22 I uczynię je narodem jednym w ziemi na górach Izraelskich, i król jeden będzie wszystkim rozkazujący, a nie będą daléj dwa narodowie, ani się więcéj dzielić będą na dwoje królestwo. [1]
23 Ani się więcéj mazać będą bałwany swymi i obrzydłościami swemi i wszemi nieprawościami swemi; i wybawię je ze wszech mieszkań, na których grzeszyli, i oczyszczę je, i będą mi ludem, a Ja im będę Bogiem.
24 A sługa mój Dawid królem nad nimi, i pasterz jeden będzie ich wszystkich, w sądziech moich chodzić będą i przykazania mego przestrzegać i czynić je będą. [2]
25 I będą mieszkać na ziemi, którąm dał słudze memu Jakóbowi, w któréj mieszkali ojcowie wasi: i będą na niéj mieszkać sami i synowie ich i synowie synów ich aż na wieki, a Dawid, sługa mój, książęciem ich na wieki.

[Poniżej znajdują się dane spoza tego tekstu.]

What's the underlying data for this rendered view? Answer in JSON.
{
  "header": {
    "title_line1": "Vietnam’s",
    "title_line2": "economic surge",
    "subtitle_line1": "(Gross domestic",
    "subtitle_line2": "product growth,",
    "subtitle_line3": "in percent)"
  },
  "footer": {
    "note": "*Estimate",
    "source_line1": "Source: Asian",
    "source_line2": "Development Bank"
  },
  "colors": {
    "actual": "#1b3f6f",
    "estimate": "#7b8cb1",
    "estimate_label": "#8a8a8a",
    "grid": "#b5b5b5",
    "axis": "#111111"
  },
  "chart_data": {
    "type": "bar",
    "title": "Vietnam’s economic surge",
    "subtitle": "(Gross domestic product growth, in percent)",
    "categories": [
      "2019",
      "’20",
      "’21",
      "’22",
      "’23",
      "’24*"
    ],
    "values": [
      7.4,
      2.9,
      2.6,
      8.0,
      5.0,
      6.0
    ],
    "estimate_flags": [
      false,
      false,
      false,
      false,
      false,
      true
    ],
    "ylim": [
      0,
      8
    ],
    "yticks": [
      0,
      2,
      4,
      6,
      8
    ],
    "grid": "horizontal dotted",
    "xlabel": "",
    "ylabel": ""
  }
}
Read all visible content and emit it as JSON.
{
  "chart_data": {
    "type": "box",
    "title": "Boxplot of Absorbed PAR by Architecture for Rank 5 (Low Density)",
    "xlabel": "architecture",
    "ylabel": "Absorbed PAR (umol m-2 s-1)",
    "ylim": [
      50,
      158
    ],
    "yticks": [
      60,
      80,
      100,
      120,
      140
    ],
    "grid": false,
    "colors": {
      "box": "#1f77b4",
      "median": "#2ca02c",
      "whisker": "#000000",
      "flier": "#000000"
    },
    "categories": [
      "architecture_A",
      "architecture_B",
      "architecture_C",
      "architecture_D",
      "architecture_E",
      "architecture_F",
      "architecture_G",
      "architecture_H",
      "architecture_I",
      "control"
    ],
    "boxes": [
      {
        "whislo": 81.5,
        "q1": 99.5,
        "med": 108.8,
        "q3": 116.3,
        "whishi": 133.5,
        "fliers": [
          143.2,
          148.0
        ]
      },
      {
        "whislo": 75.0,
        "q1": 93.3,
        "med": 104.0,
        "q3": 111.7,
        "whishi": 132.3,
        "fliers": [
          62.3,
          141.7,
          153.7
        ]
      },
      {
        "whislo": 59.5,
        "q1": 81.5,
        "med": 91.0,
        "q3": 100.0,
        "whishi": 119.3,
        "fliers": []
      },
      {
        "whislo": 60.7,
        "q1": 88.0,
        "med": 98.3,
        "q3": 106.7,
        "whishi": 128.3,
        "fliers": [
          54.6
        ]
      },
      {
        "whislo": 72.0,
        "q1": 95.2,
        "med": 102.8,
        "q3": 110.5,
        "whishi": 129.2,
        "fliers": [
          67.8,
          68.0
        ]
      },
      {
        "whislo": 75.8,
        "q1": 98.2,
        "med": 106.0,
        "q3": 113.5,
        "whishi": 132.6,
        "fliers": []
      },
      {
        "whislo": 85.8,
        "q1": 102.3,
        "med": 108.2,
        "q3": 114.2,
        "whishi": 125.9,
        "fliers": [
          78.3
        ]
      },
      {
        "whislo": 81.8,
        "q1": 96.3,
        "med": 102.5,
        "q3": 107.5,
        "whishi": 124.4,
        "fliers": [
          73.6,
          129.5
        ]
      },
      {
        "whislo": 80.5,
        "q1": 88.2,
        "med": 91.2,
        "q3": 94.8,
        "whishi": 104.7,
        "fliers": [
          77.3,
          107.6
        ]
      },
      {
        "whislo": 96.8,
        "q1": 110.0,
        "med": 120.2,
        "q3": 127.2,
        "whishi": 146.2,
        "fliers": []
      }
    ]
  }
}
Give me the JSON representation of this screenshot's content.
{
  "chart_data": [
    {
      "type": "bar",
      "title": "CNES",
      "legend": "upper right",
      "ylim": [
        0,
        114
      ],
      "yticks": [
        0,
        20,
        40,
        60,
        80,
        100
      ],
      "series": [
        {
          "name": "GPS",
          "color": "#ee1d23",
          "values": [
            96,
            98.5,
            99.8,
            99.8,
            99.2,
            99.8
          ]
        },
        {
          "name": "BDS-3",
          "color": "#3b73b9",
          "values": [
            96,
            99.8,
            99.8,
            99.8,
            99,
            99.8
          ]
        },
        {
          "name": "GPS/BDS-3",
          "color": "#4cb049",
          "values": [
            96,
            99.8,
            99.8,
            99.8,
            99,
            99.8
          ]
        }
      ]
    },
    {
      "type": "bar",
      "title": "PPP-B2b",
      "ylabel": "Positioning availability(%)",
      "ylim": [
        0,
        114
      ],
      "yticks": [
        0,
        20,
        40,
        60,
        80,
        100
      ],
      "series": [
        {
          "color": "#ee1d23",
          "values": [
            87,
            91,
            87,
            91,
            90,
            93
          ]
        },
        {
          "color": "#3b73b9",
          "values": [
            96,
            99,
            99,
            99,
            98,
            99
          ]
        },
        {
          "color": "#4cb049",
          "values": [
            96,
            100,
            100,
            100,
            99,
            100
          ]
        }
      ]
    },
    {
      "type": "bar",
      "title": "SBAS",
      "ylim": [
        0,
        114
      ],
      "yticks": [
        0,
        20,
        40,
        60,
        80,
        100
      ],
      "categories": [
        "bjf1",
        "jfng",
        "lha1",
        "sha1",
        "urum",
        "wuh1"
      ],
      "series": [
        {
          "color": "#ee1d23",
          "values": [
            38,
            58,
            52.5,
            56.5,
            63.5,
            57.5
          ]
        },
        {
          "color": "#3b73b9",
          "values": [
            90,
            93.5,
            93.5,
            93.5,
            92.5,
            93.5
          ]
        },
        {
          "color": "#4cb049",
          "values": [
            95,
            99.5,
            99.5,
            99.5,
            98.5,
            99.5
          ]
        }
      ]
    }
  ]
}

26 I uczynię z nimi przymierze pokoju, przymierze wieczne będzie im, i ugruntuję je i rozmnożę i dam świątynię moje w pośrodku ich na wieki. [3]
27 I będzie przybytek mój między nimi, a będę im Bogiem, a oni będą mi ludem.
28 I poznają narodowie, żem Ja Pan poświęcający Izraela, gdy będzie świątynia moja w pośrodku ich na wieki.